The amount of energy used by a computer isn’t much compared to some household appliances, but it is significant.
Standard computers use the bulk of the energy they consume to operate the main processor and the motherboard chipsets. The energy is consumed as bits in the devices are constantly changing states between 1 and 0. As these changes occur, it gets released as heat and dissipated by the PC cooling system.
You may be surprised to learn how much energy a computer can consume for seemingly doing nothing. Even though there’s no movement, those little black chips are working hard.
What uses so much energy in a computer?
The process that uses so much energy in a computer has been the bain of computer engineers for years. However, as transistor density in chips goes up, the amount of energy consumed in an ever-shrinking space becomes more and more of a challenge to deal with.
Every time a bit changes state, a small amount of electricity is transferred between two points. Either to create the one or drain off the power to become a zero. When this electricity moves, it has to travel through conductors and semiconductors that have resistance.
That means they consume a tiny amount of electricity and generate a tiny amount of heat on every change. This tiny amount of heat on its own isn’t a problem. The problem arises when you pack millions of transistors close together and have them change state millions of times per second.
Thankfully, computer engineers have found solutions to this problem, and our modern electronics have continuously improved.
Regardless, the changes to the state of individual bits inside the computer chips in your computer which rapidly take place are the actions that consume electrical energy. It’s an unavoidable part of computing and the topic of many research efforts. Superconducting material can conduct electricity with zero or near-zero losses.
If you have ever heard of a superconducting computer, a computer that doesn’t have heat losses, that’s the problem they’re trying to tackle. Likewise, light-based computers are trying to achieve the same thing only from a different angle. By using light instead of electricity, engineers can avoid the losses associated with electric circuits at that level.
What uses the most electricity in a PC?
The most electricity used in a PC is in the chip with the highest density of transistors. The main processor. Especially if your processor has multiple cores. The second-largest consumer after the processor is the chipset on the motherboard. This includes things like your graphics card, your sound card, and the BIOS.
After that, the next largest consumer is your hard drive or long-term storage. These devices are either mechanical in nature or have a substantial number of transistors on their own. Last but not least is the memory or RAM. Even though your memory stores your data that may be changing, it often loads and holds many of the same values, so the consumption is less.

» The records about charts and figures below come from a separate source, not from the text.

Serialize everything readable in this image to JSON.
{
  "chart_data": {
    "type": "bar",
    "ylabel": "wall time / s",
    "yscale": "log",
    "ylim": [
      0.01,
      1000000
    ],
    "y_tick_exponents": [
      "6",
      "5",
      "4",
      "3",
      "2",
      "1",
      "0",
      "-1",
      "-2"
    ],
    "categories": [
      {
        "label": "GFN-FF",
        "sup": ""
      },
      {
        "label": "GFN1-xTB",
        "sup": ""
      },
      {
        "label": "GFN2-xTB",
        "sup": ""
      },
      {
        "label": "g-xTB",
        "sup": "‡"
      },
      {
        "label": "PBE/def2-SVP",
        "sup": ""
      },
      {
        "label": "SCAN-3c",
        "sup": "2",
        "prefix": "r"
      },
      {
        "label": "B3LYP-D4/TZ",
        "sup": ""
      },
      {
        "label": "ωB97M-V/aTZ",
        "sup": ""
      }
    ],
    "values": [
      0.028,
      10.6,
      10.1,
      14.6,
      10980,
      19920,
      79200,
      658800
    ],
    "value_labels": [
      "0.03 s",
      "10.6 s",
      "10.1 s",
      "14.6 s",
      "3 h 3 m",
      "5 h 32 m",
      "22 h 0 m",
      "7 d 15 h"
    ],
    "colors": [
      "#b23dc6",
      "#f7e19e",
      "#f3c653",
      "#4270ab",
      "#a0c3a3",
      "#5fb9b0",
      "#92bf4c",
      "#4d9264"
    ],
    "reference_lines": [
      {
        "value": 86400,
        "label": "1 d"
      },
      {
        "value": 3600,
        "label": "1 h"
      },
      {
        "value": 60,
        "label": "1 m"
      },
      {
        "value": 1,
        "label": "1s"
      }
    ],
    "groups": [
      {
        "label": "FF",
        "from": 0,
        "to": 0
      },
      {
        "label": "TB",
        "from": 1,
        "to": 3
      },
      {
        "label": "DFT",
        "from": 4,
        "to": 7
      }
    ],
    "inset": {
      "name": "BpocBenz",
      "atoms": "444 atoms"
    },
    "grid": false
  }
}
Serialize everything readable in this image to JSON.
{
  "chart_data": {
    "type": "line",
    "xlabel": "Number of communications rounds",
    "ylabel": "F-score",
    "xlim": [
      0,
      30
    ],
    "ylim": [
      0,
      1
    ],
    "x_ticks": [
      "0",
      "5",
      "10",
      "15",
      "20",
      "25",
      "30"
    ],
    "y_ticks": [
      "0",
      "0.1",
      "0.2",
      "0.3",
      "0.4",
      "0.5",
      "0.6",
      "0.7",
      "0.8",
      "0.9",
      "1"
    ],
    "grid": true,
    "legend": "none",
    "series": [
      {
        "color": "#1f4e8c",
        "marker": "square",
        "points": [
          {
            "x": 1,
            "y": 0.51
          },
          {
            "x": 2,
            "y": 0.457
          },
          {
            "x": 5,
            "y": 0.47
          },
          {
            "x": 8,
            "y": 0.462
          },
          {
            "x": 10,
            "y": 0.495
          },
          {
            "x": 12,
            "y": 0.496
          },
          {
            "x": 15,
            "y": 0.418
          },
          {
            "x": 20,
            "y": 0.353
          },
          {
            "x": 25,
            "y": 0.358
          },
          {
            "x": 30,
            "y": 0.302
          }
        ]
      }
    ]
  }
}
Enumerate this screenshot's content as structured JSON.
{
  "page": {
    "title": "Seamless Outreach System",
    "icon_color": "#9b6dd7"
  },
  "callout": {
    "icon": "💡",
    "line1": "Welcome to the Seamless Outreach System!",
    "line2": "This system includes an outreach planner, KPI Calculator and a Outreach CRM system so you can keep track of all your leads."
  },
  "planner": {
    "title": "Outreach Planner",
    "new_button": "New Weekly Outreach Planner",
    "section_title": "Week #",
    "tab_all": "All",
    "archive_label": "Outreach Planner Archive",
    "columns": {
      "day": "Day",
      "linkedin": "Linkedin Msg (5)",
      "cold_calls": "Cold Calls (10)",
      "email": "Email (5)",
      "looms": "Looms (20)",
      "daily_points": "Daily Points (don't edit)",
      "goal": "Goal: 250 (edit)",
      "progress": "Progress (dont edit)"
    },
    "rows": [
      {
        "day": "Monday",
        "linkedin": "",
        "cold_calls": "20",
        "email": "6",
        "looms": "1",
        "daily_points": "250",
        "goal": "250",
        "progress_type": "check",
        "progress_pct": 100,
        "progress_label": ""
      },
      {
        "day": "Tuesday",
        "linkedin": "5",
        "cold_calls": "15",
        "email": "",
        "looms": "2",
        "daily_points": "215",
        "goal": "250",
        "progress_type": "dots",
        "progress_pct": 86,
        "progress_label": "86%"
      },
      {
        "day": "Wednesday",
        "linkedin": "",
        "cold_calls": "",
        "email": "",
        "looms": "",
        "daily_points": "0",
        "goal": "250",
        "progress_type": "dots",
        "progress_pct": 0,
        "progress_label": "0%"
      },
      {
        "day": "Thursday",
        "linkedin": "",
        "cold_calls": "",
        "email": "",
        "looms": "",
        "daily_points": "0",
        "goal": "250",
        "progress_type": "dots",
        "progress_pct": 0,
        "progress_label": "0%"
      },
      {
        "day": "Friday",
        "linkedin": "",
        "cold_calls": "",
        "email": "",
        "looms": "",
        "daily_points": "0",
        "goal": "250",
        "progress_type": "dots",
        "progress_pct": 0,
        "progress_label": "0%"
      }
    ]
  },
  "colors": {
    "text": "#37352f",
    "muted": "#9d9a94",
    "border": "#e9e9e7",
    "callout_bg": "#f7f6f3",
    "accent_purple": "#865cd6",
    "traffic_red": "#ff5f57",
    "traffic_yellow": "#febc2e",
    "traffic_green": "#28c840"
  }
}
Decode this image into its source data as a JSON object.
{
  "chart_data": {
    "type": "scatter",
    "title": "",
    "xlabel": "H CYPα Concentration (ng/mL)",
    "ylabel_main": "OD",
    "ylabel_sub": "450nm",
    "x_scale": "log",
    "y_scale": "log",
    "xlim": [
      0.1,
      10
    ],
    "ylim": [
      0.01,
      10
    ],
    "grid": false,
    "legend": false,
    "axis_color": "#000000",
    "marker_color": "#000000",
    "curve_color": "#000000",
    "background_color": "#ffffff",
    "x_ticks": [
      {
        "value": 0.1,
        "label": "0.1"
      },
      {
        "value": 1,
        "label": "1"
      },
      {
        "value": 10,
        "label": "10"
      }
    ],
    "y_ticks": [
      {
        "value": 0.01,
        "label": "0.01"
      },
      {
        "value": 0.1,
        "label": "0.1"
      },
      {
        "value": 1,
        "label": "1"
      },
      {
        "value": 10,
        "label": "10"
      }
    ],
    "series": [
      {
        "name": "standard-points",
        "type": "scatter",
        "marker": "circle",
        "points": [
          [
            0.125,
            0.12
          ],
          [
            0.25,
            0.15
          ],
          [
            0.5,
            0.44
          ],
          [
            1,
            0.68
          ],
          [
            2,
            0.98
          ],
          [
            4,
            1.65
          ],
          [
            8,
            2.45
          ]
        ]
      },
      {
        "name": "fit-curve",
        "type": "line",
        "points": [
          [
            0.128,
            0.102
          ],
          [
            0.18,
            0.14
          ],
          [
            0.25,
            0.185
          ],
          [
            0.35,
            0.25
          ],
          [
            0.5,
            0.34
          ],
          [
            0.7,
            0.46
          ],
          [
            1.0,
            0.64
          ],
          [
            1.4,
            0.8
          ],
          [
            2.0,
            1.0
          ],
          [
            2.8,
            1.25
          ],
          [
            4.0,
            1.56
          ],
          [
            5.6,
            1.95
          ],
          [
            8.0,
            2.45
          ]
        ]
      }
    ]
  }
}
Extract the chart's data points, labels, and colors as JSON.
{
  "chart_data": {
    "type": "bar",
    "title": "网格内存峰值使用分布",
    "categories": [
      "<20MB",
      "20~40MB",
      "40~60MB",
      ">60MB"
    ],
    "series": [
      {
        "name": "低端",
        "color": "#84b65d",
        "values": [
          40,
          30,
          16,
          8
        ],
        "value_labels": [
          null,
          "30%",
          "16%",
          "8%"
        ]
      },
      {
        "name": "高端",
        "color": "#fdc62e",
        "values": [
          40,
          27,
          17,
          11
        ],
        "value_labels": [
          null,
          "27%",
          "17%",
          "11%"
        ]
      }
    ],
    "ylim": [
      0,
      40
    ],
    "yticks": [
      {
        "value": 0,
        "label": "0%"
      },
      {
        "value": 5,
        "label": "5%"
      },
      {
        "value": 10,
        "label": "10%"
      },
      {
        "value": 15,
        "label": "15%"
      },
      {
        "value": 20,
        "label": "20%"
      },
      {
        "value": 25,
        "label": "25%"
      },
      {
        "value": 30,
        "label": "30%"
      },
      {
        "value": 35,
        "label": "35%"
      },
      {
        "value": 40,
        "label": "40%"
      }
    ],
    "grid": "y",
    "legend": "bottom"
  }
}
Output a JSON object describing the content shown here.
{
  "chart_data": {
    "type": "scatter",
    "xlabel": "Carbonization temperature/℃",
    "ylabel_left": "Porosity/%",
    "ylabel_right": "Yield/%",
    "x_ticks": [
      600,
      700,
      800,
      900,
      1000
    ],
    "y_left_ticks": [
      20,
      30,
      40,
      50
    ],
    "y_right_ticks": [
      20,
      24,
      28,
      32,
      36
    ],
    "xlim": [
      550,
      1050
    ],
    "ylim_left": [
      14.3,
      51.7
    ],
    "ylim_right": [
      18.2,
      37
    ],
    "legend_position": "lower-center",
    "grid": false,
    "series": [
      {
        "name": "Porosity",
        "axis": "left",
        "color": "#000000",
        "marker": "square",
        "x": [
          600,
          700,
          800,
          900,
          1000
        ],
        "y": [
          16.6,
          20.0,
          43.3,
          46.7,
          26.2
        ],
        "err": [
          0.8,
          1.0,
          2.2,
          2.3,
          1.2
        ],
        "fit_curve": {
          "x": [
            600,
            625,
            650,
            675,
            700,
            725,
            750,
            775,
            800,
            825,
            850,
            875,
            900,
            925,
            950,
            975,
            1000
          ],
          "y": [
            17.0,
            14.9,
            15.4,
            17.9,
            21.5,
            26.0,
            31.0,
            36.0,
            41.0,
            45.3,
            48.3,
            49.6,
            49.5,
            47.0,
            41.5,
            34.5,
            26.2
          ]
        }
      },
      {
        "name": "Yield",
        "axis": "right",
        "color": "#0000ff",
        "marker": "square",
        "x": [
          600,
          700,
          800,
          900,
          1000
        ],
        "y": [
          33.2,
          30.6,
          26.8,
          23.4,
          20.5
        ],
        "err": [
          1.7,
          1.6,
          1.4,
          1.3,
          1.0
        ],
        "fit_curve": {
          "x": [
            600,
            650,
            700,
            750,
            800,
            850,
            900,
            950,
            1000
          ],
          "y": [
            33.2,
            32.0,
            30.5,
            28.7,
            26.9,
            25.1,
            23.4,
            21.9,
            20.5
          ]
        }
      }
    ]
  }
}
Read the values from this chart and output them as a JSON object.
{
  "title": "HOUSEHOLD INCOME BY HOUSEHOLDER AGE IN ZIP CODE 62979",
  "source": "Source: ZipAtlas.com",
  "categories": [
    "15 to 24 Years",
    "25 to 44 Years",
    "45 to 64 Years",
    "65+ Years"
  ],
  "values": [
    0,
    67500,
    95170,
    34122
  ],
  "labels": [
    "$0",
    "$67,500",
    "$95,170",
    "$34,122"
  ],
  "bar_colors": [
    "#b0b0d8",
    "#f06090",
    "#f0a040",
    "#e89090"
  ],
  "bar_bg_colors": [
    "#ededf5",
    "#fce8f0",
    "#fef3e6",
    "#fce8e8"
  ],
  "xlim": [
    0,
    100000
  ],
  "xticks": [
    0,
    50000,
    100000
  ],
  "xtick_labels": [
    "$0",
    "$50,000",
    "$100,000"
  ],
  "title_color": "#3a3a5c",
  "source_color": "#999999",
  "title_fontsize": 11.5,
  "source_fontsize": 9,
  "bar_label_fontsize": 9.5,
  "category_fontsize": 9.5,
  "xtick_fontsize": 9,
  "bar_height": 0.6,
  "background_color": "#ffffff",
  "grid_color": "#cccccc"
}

A standard processor with a few cores consumes around 66 Watts. Once a chip maker increases the number of cores on a given processor, the transistor count can really explode. So much so that the power consumption can be as high as 140 Watts. That’s a lot for a single part just over one square inch in size.
It takes excellent cooling and energy management to keep a chip like that from damaging itself. A good way to think about it is to consider how much heat is given off by a single 100 Watt light bulb. Now squeeze that down into the reduced surface area of a small black chip. That’s a lot of heat concentrated in a small area.
This is all assuming that you don’t have a large aftermarket GPU or graphical processing unit. These devices are add-on cards that can consume as much or even more than the entire computer altogether. The density of cores and transistors on a graphical processing unit can easily dwarf the largest processor.
That’s because GPUs often support hundreds or even thousands of cores that are application-specific to high-speed graphics rendering. Some GPUs are so large that when you add them to your computer, you may also need to upgrade your power supply to operate them.
| Typical Standard PC | Power Used in Watts |
|---|---|
| CPU | 66 |
| Motherboard Chipset | 19 |
| Hard Drive | 10 |
| Memory (RAM) | 3 |
| Power | 98 |
What type of energy do computers use?
Computers at the board level typically run on multiple DC voltage levels or direct current electrical power. However, to make them accessible, they have the provisions to be plugged into standard 120V AC power. To operate correctly, high-quality, stable AC power is necessary. Without it, your computer may not work properly or even could be damaged.
On a desktop computer, the AC power provided by the mains at 120V is delivered to the power supply, where the different DC voltages with specific current capability are created. Then, the power supply distributes the power to where it’s required through a wiring harness. It can be quite messy, but it does a good job of delivering the power where it needs to be.
On a laptop, the power is provided by the battery, which is already DC electrical power. It uses a charger to connect the laptop to 120V AC mains to get a charge. The laptop will have dedicated power supply chips that change the battery voltage to the voltage necessary for all the computer functions within the laptop, built onto the mainboard.
Tablet and smartphone devices have a similar arrangement to laptops but with the added flexibility of charging from a USB port. That allows users to charge their device from any USB port or an adapter that creates USB-level DC power from 120V AC mains power.